City officials will consider a resolution of opposition against “heavier and longer” trucks being allowed on roadways.

City Administrator Russell Rost told the personnel, finance and public works committee this week that he was contacted by the Coalition Against Bigger Trucks, an organization concerned about highway safety.

“They’ve found that dramatically heavier and longer trucks would increase damage to roads and bridges,” he said.

State and federal level legislators are proposing increases to the size and weight of tractor-trailers on roadways.

“Infrastructure in Missouri is seriously underfunded at a level of 25 percent per road mile of the national average, leading to 50 percent of roads being rated in poor condition according to TRIP, a national transportation research group,” the proposed resolution states.
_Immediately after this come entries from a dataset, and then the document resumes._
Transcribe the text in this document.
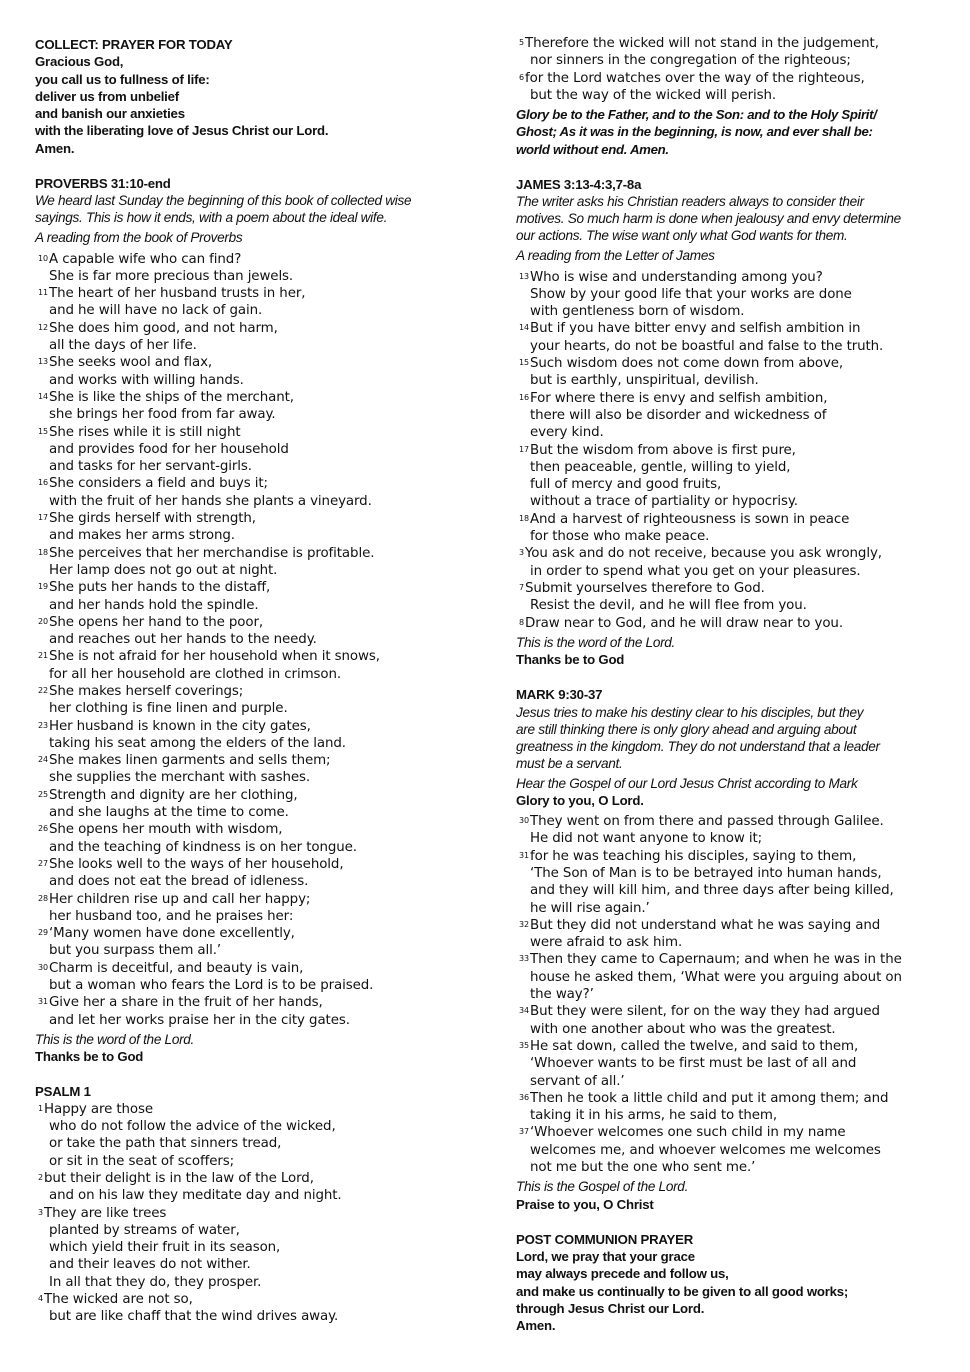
COLLECT: PRAYER FOR TODAY
Gracious God,
you call us to fullness of life:
deliver us from unbelief
and banish our anxieties
with the liberating love of Jesus Christ our Lord.
Amen.
PROVERBS 31:10-end
We heard last Sunday the beginning of this book of collected wise
sayings. This is how it ends, with a poem about the ideal wife.
A reading from the book of Proverbs
$^{10}$A capable wife who can find?
She is far more precious than jewels.
$^{11}$The heart of her husband trusts in her,
and he will have no lack of gain.
$^{12}$She does him good, and not harm,
all the days of her life.
$^{13}$She seeks wool and flax,
and works with willing hands.
$^{14}$She is like the ships of the merchant,
she brings her food from far away.
$^{15}$She rises while it is still night
and provides food for her household
and tasks for her servant-girls.
$^{16}$She considers a field and buys it;
with the fruit of her hands she plants a vineyard.
$^{17}$She girds herself with strength,
and makes her arms strong.
$^{18}$She perceives that her merchandise is profitable.
Her lamp does not go out at night.
$^{19}$She puts her hands to the distaff,
and her hands hold the spindle.
$^{20}$She opens her hand to the poor,
and reaches out her hands to the needy.
$^{21}$She is not afraid for her household when it snows,
for all her household are clothed in crimson.
$^{22}$She makes herself coverings;
her clothing is fine linen and purple.
$^{23}$Her husband is known in the city gates,
taking his seat among the elders of the land.
$^{24}$She makes linen garments and sells them;
she supplies the merchant with sashes.
$^{25}$Strength and dignity are her clothing,
and she laughs at the time to come.
$^{26}$She opens her mouth with wisdom,
and the teaching of kindness is on her tongue.
$^{27}$She looks well to the ways of her household,
and does not eat the bread of idleness.
$^{28}$Her children rise up and call her happy;
her husband too, and he praises her:
$^{29}$‘Many women have done excellently,
but you surpass them all.’
$^{30}$Charm is deceitful, and beauty is vain,
but a woman who fears the Lord is to be praised.
$^{31}$Give her a share in the fruit of her hands,
and let her works praise her in the city gates.
This is the word of the Lord.
Thanks be to God
PSALM 1
$^1$Happy are those
who do not follow the advice of the wicked,
or take the path that sinners tread,
or sit in the seat of scoffers;
$^2$but their delight is in the law of the Lord,
and on his law they meditate day and night.
$^3$They are like trees
planted by streams of water,
which yield their fruit in its season,
and their leaves do not wither.
In all that they do, they prosper.
$^4$The wicked are not so,
but are like chaff that the wind drives away.
$^5$Therefore the wicked will not stand in the judgement,
nor sinners in the congregation of the righteous;
$^6$for the Lord watches over the way of the righteous,
but the way of the wicked will perish.
Glory be to the Father, and to the Son: and to the Holy Spirit/
Ghost; As it was in the beginning, is now, and ever shall be:
world without end. Amen.
JAMES 3:13-4:3,7-8a
The writer asks his Christian readers always to consider their
motives. So much harm is done when jealousy and envy determine
our actions. The wise want only what God wants for them.
A reading from the Letter of James
$^{13}$Who is wise and understanding among you?
Show by your good life that your works are done
with gentleness born of wisdom.
$^{14}$But if you have bitter envy and selfish ambition in
your hearts, do not be boastful and false to the truth.
$^{15}$Such wisdom does not come down from above,
but is earthly, unspiritual, devilish.
$^{16}$For where there is envy and selfish ambition,
there will also be disorder and wickedness of
every kind.
$^{17}$But the wisdom from above is first pure,
then peaceable, gentle, willing to yield,
full of mercy and good fruits,
without a trace of partiality or hypocrisy.
$^{18}$And a harvest of righteousness is sown in peace
for those who make peace.
$^3$You ask and do not receive, because you ask wrongly,
in order to spend what you get on your pleasures.
$^7$Submit yourselves therefore to God.
Resist the devil, and he will flee from you.
$^8$Draw near to God, and he will draw near to you.
This is the word of the Lord.
Thanks be to God
MARK 9:30-37
Jesus tries to make his destiny clear to his disciples, but they
are still thinking there is only glory ahead and arguing about
greatness in the kingdom. They do not understand that a leader
must be a servant.
Hear the Gospel of our Lord Jesus Christ according to Mark
Glory to you, O Lord.
$^{30}$They went on from there and passed through Galilee.
He did not want anyone to know it;
$^{31}$for he was teaching his disciples, saying to them,
‘The Son of Man is to be betrayed into human hands,
and they will kill him, and three days after being killed,
he will rise again.’
$^{32}$But they did not understand what he was saying and
were afraid to ask him.
$^{33}$Then they came to Capernaum; and when he was in the
house he asked them, ‘What were you arguing about on
the way?’
$^{34}$But they were silent, for on the way they had argued
with one another about who was the greatest.
$^{35}$He sat down, called the twelve, and said to them,
‘Whoever wants to be first must be last of all and
servant of all.’
$^{36}$Then he took a little child and put it among them; and
taking it in his arms, he said to them,
$^{37}$‘Whoever welcomes one such child in my name
welcomes me, and whoever welcomes me welcomes
not me but the one who sent me.’
This is the Gospel of the Lord.
Praise to you, O Christ
POST COMMUNION PRAYER
Lord, we pray that your grace
may always precede and follow us,
and make us continually to be given to all good works;
through Jesus Christ our Lord.
Amen.
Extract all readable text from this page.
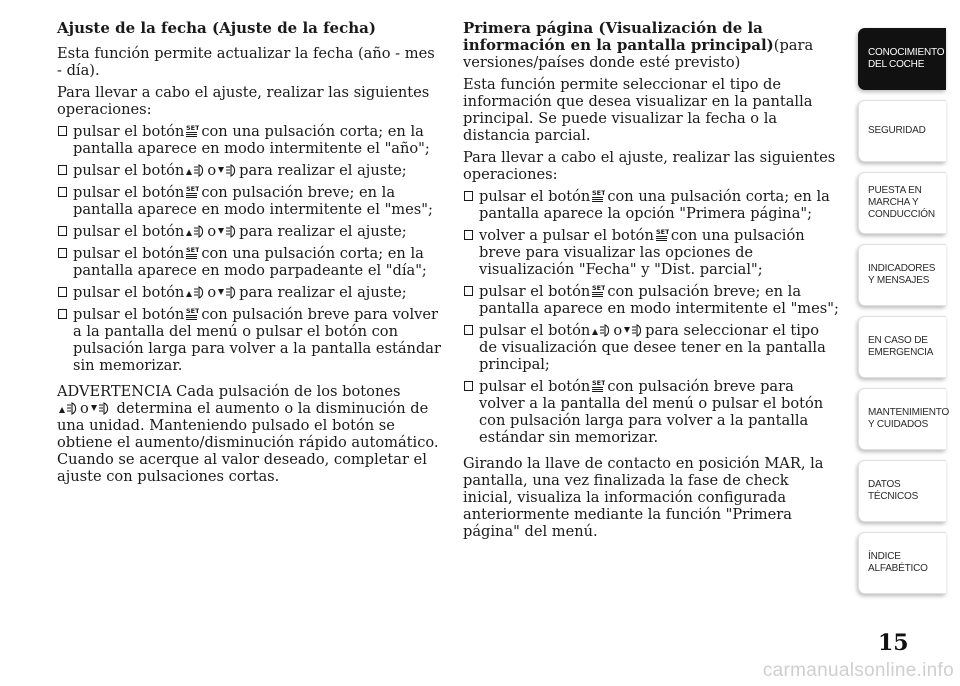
Ajuste de la fecha (Ajuste de la fecha)

Esta función permite actualizar la fecha (año - mes - día).

Para llevar a cabo el ajuste, realizar las siguientes operaciones:

pulsar el botón con una pulsación corta; en la pantalla aparece en modo intermitente el "año";
pulsar el botón o para realizar el ajuste;
pulsar el botón con pulsación breve; en la pantalla aparece en modo intermitente el "mes";
pulsar el botón o para realizar el ajuste;
pulsar el botón con una pulsación corta; en la pantalla aparece en modo parpadeante el "día";
pulsar el botón o para realizar el ajuste;
pulsar el botón con pulsación breve para volver a la pantalla del menú o pulsar el botón con pulsación larga para volver a la pantalla estándar sin memorizar.

ADVERTENCIA Cada pulsación de los botones
o determina el aumento o la disminución de una unidad. Manteniendo pulsado el botón se obtiene el aumento/disminución rápido automático. Cuando se acerque al valor deseado, completar el ajuste con pulsaciones cortas.

Primera página (Visualización de la información en la pantalla principal)(para versiones/países donde esté previsto)

Esta función permite seleccionar el tipo de información que desea visualizar en la pantalla principal. Se puede visualizar la fecha o la distancia parcial.

Para llevar a cabo el ajuste, realizar las siguientes operaciones:

pulsar el botón con una pulsación corta; en la pantalla aparece la opción "Primera página";
volver a pulsar el botón con una pulsación breve para visualizar las opciones de visualización "Fecha" y "Dist. parcial";
pulsar el botón con pulsación breve; en la pantalla aparece en modo intermitente el "mes";
pulsar el botón o para seleccionar el tipo de visualización que desee tener en la pantalla principal;
pulsar el botón con pulsación breve para volver a la pantalla del menú o pulsar el botón con pulsación larga para volver a la pantalla estándar sin memorizar.

Girando la llave de contacto en posición MAR, la pantalla, una vez finalizada la fase de check inicial, visualiza la información configurada anteriormente mediante la función "Primera página" del menú.

CONOCIMIENTO DEL COCHE
SEGURIDAD
PUESTA EN MARCHA Y CONDUCCIÓN
INDICADORES Y MENSAJES
EN CASO DE EMERGENCIA
MANTENIMIENTO Y CUIDADOS
DATOS TÉCNICOS
ÍNDICE ALFABÉTICO
15
carmanualsonline.info
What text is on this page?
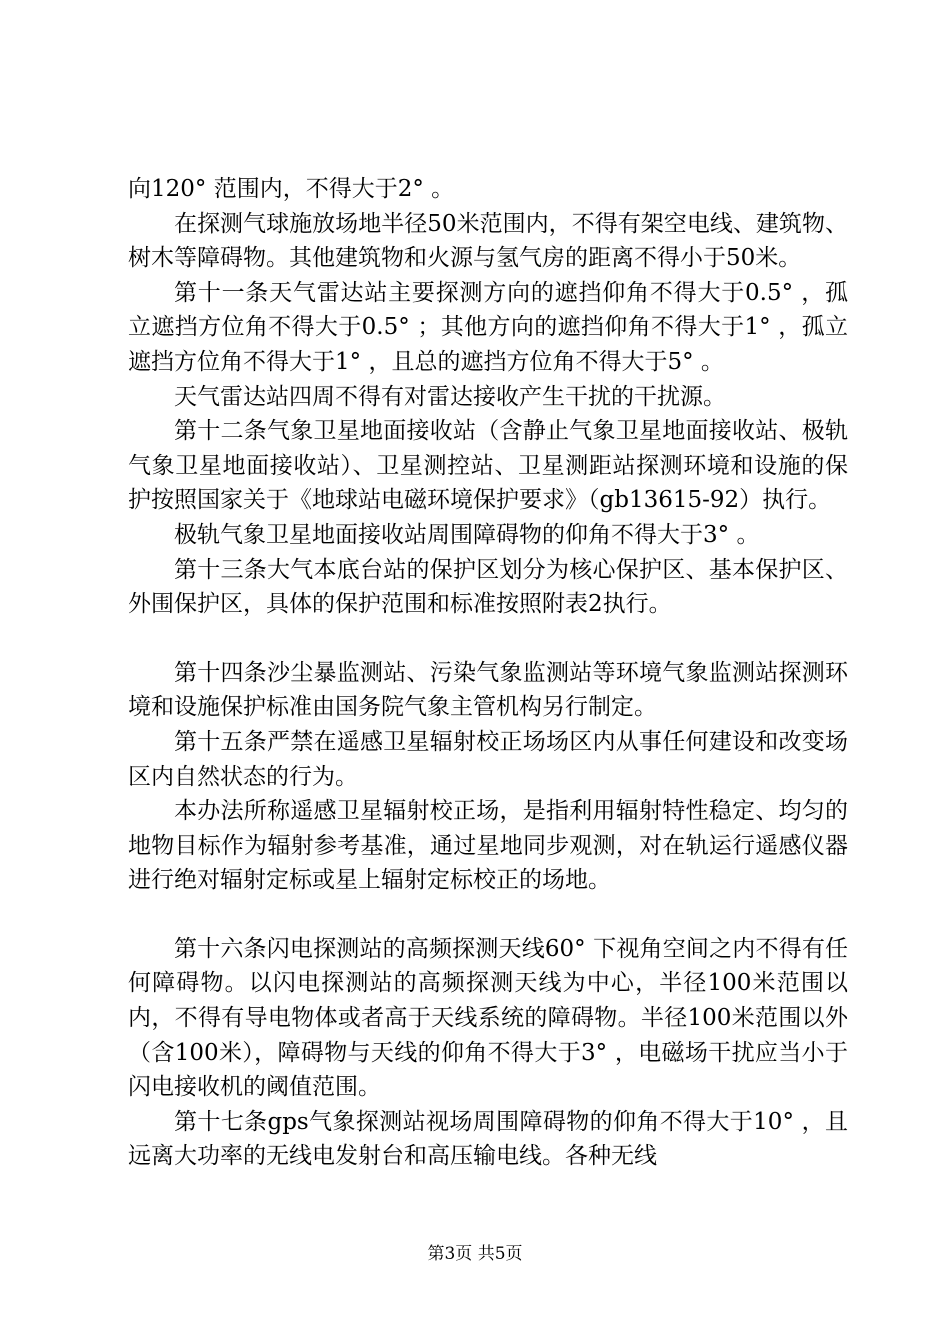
向120° 范围内，不得大于2° 。

在探测气球施放场地半径50米范围内，不得有架空电线、建筑物、树木等障碍物。其他建筑物和火源与氢气房的距离不得小于50米。

第十一条天气雷达站主要探测方向的遮挡仰角不得大于0.5° ，孤立遮挡方位角不得大于0.5° ；其他方向的遮挡仰角不得大于1° ，孤立遮挡方位角不得大于1° ，且总的遮挡方位角不得大于5° 。

天气雷达站四周不得有对雷达接收产生干扰的干扰源。

第十二条气象卫星地面接收站（含静止气象卫星地面接收站、极轨气象卫星地面接收站）、卫星测控站、卫星测距站探测环境和设施的保护按照国家关于《地球站电磁环境保护要求》（gb13615-92）执行。

极轨气象卫星地面接收站周围障碍物的仰角不得大于3° 。

第十三条大气本底台站的保护区划分为核心保护区、基本保护区、外围保护区，具体的保护范围和标准按照附表2执行。

第十四条沙尘暴监测站、污染气象监测站等环境气象监测站探测环境和设施保护标准由国务院气象主管机构另行制定。

第十五条严禁在遥感卫星辐射校正场场区内从事任何建设和改变场区内自然状态的行为。

本办法所称遥感卫星辐射校正场，是指利用辐射特性稳定、均匀的地物目标作为辐射参考基准，通过星地同步观测，对在轨运行遥感仪器进行绝对辐射定标或星上辐射定标校正的场地。

第十六条闪电探测站的高频探测天线60° 下视角空间之内不得有任何障碍物。以闪电探测站的高频探测天线为中心，半径100米范围以内，不得有导电物体或者高于天线系统的障碍物。半径100米范围以外（含100米），障碍物与天线的仰角不得大于3° ，电磁场干扰应当小于闪电接收机的阈值范围。

第十七条gps气象探测站视场周围障碍物的仰角不得大于10° ，且远离大功率的无线电发射台和高压输电线。各种无线

第3页 共5页
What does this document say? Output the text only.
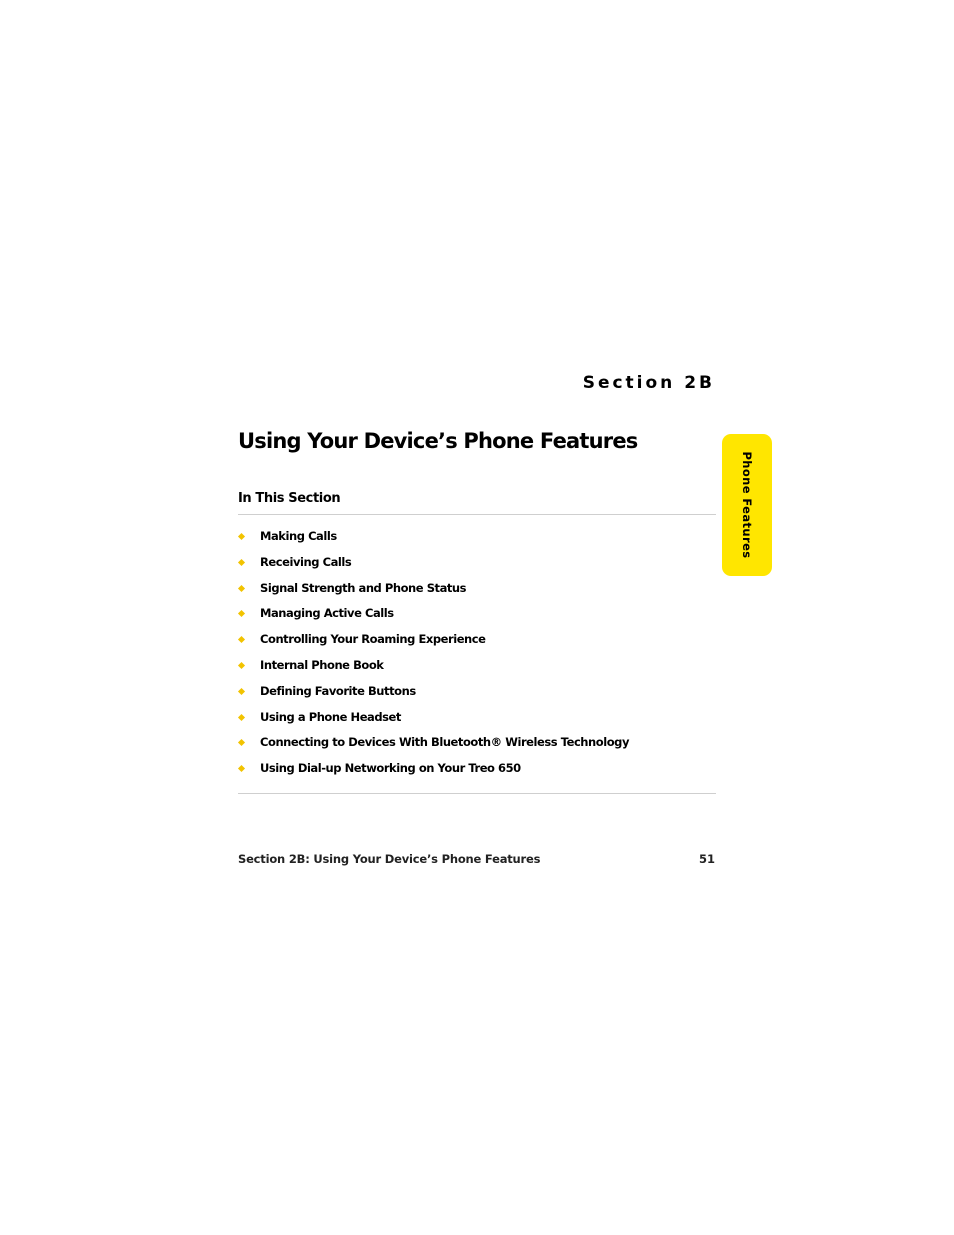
Section 2B
Using Your Device’s Phone Features
Phone Features
In This Section
Making Calls
Receiving Calls
Signal Strength and Phone Status
Managing Active Calls
Controlling Your Roaming Experience
Internal Phone Book
Defining Favorite Buttons
Using a Phone Headset
Connecting to Devices With Bluetooth® Wireless Technology
Using Dial-up Networking on Your Treo 650
Section 2B: Using Your Device’s Phone Features	51
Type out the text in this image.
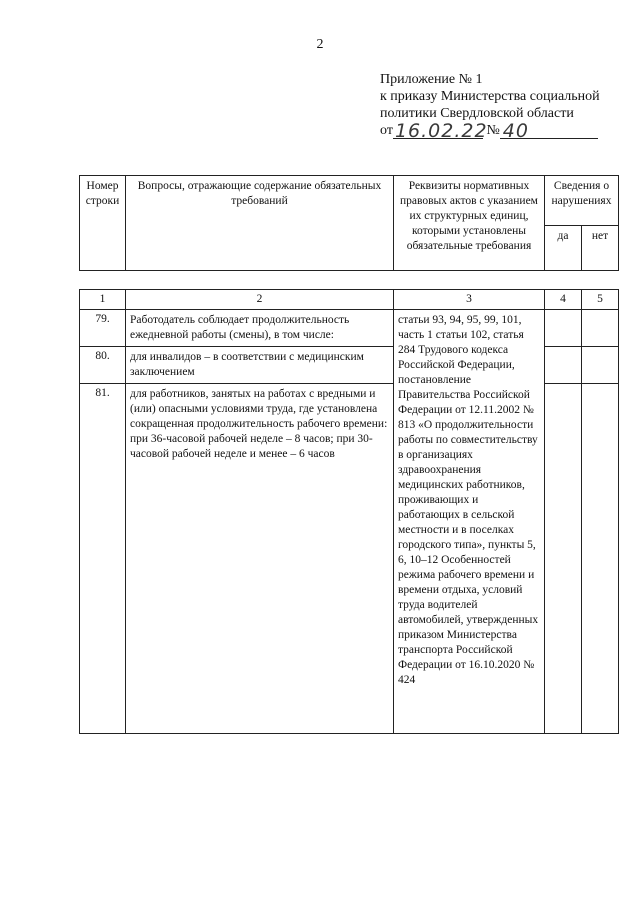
2
Приложение № 1
к приказу Министерства социальной
политики Свердловской области
от 16.02.22
№ 40
Номер строки	Вопросы, отражающие содержание обязательных требований	Реквизиты нормативных правовых актов с указанием их структурных единиц, которыми установлены обязательные требования	Сведения о нарушениях	
			да	нет
1	2	3	4	5
79.	Работодатель соблюдает продолжительность ежедневной работы (смены), в том числе:	статьи 93, 94, 95, 99, 101, часть 1 статьи 102, статья 284 Трудового кодекса Российской Федерации, постановление Правительства Российской Федерации от 12.11.2002 № 813 «О продолжительности работы по совместительству в организациях здравоохранения медицинских работников, проживающих и работающих в сельской местности и в поселках городского типа», пункты 5, 6, 10–12 Особенностей режима рабочего времени и времени отдыха, условий труда водителей автомобилей, утвержденных приказом Министерства транспорта Российской Федерации от 16.10.2020 № 424		
80.	для инвалидов – в соответствии с медицинским заключением			
81.	для работников, занятых на работах с вредными и (или) опасными условиями труда, где установлена сокращенная продолжительность рабочего времени: при 36-часовой рабочей неделе – 8 часов; при 30-часовой рабочей неделе и менее – 6 часов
Additionally, the U.S. Department of Transportation completed a study in 2015 identifying dramatically increased crash rates in trucks exceeding the 80,000-pound standard.

“The resolution points out that our impact would be U.S. Highways 50 and 47,” Rost said. “Our proximity to (Interstate) 44 eventually would be another impact.”

Mayor Mike Livengood said more weight doesn’t need to be added to the roads.

Rost said cities are struggling with maintaining roadways as it is.

“We don’t need something that will create more maintenance issues. It’s counterproductive,” he said.

The resolution will go to the board of aldermen for its consideration Monday.

If it is adopted, the resolution will be sent to state and federal legislators.